Security Research and Blackmail

harryjohnston alerts us to a story picked up by a few bloggers in the security space. A Russian security research company, Gleg, has discovered a zero-day in the latest version of RealPlayer 11. But they won't reveal details to Real, or to CERT, despite repeated requests. Details are available only to their clients who pay a lot of money for early access to such knowledge. To describe Gleg's business model Daniweb rather cautiously puts forward the word "blackmail." The story was first exposed in Ryan Nariane's Securitywach blog.

One sure way

[bherman]

I bet if they opened up their source code someone would be nice enough to look it over and tell them what they find. Too bad they're closed source.

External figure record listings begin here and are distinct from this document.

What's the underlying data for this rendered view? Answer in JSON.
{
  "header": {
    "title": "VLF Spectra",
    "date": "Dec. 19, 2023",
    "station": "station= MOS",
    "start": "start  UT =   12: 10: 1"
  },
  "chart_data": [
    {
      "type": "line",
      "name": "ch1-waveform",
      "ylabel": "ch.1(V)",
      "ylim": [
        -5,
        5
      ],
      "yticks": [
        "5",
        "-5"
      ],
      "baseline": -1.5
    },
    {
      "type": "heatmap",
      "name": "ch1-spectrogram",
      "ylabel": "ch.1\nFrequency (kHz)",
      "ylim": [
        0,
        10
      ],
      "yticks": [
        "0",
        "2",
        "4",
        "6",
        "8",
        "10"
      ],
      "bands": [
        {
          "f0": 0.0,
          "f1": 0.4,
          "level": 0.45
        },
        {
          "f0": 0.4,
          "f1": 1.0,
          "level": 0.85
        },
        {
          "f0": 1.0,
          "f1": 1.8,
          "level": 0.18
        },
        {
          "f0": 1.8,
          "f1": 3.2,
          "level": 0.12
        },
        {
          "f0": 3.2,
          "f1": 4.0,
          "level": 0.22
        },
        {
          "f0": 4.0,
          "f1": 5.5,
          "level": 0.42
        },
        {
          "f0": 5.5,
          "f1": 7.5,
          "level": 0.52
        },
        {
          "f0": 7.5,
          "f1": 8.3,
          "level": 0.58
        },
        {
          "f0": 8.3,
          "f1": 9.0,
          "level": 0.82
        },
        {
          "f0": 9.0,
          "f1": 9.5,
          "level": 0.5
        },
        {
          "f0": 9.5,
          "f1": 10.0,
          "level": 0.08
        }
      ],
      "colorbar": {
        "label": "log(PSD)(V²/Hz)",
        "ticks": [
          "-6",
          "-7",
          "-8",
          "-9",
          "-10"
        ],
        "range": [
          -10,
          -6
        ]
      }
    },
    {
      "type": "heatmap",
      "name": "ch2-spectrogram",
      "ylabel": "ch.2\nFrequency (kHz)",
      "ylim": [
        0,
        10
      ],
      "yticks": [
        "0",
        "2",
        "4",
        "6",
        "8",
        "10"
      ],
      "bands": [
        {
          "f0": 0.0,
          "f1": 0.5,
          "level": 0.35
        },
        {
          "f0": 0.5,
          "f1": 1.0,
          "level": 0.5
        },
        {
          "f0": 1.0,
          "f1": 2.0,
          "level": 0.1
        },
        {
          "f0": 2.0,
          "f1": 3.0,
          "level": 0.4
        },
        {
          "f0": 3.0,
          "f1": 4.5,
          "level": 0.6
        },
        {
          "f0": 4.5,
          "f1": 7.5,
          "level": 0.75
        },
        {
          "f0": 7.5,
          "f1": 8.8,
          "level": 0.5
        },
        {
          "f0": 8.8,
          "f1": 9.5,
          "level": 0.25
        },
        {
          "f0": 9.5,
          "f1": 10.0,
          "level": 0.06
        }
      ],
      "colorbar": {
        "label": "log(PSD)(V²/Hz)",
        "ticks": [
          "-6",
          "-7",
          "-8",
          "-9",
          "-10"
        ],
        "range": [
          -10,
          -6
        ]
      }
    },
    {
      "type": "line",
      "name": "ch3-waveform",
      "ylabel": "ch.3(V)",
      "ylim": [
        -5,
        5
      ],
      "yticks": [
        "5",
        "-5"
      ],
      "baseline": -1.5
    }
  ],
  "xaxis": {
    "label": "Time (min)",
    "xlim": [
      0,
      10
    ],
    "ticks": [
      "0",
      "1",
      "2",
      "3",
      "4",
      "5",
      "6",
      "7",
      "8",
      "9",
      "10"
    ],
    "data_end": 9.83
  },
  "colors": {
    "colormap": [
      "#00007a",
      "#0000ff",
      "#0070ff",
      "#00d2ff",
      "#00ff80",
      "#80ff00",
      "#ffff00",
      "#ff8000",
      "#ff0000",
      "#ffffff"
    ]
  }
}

Oh well.

Re:Intellectual Property

[Blkdeath]

And FYI, lock smiths don't charge for emergency situations; a lock smith will charge you $40 or so just to pop open the lock on your car if you lock your keys in, but if you've locked a kid in the car they go out immediately and do it for free (if not, don't deal with them anymore, find someone else; all the ones I've seen do). It's part of responsible use of your skills.

Why should they? You're telling me that because you were so callous as to lock your child in your car you should get free assistance to let them out? They have to waste their time, energy and fuel to get to your location, provide their valuable skills to you and you expect them to do this for FREE??! What world are you living in?

Re:Intellectual Property

[tha_mink]

Great analagy! Lets work with that. Actually, it's a poor "analagy". A better one would be a software security company figuring out how to keep their clients safe from poorly written software. Oh wait...that's not an "analagy" at all.